Vocabulary Frisbee: A Game that Helps Students Exercise Both their Minds and Their Bodies while Brushing up Their English

Charles McLarty, Hokkaido University of Information Science

Quick Guide

  • Keywords: Communication, throw, catch, interact
  • Learner English level: Elementary to advanced
  • Learner maturity: Junior high school and above
  • Preparation time: 5-10 minutes
  • Activity time: 15-30 minutes
  • Materials: Frisbee and a large classroom or outdoor space

This is a game I recently hit upon when I noticed two things about students at our campus. First, many of them seemed to get drowsy in class during afternoon lectures and, second, many of them enjoy playing frisbee between classes. By playing frisbee while speaking English, I think teachers can kill two birds with one stone. Further, using a frisbee reduces the risk of injuries or property damage that could be caused by throwing balls.


Step 1: Tell students to check their lesson materials (either printed copies or information on their laptops) to remember key vocabulary since they won't have time to do so during the game.

Step 2: Inform students that only English is allowed. 

Step 3: Have students stand up and take a quick stretch break. As this is a physical activity, their bodies need to get limbered up to participate effectively in the game. 

Step 4: Ask students if they have prior frisbee experience. Assure any frisbee novices that the teacher will show them how to throw and catch it so not to worry about making mistakes.


Step 1: Have the students stand in two parallel lines facing each other, with the lines about five to 10 feet apart. Next, demonstrate the proper way to throw a frisbee. For large classes, students can be split up into two groups, provided more than one frisbee is available. 

Step 2: Let students get used to the frisbee by throwing and catching it for a few minutes. Each student can throw it to the student directly opposite him. After one round, tell students to await your next instructions.
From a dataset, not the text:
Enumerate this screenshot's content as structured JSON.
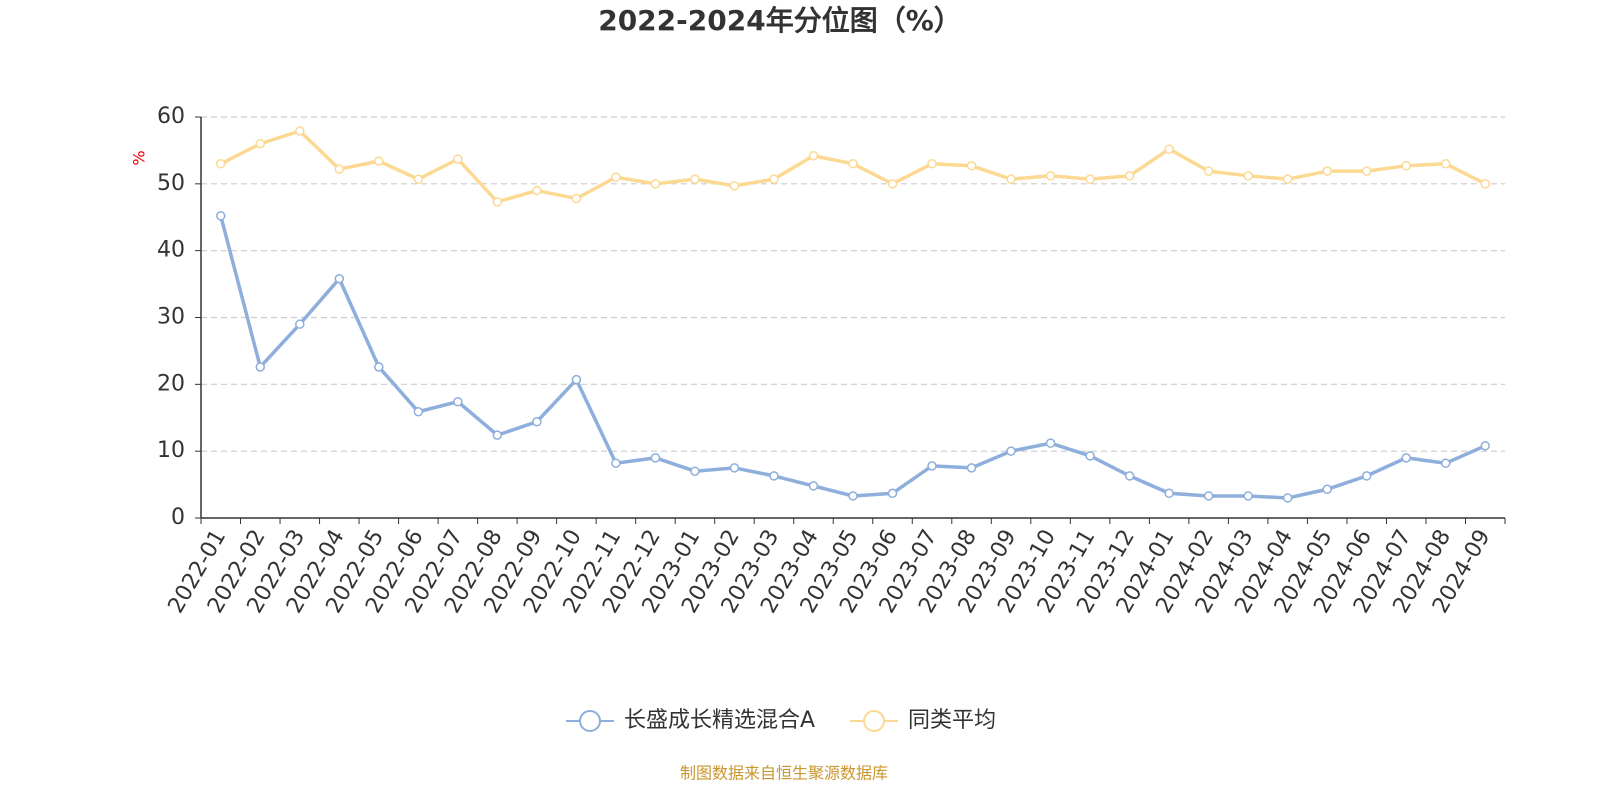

Step 3: Next, inform students that they must now speak English before throwing the frisbee. At this stage, I allow them to say any English word they want. I require students to use “real words” like nouns or verbs. However, proper nouns are okay if a teacher deems these acceptable.

Step 4: Now tell students that their words must connect with other students' words in a shiritori style. Each student must use a word in which the first letter matches the last letter of the previous word. If one student says dream, the next student can say make. 

Step 5: Finally, have students use phrases or short sentences. In one class, I had students say, "I like_____________. How about you?" The teacher can also have students use expressions they have studied in recent lessons as a review.

By now, students should be used to the game's procedure. Teachers can improvise if they wish to continue the game further. For example, I sometimes let students ask the next student a question of their choice before throwing the frisbee.


This is a good game for classes with short attention spans. Since both their minds and bodies are engaged, their concentration is less likely to waver. Students of all ages and ability levels can enjoy this game. Teachers can reward students who make good throws or nice catches. Students can be rewarded for good language use or penalized for poor usage. The best part of this activity I have found is that students become more relaxed when playing frisbee. Once relaxed, they become more active communicators. Thus, I highly recommend teachers to try this game.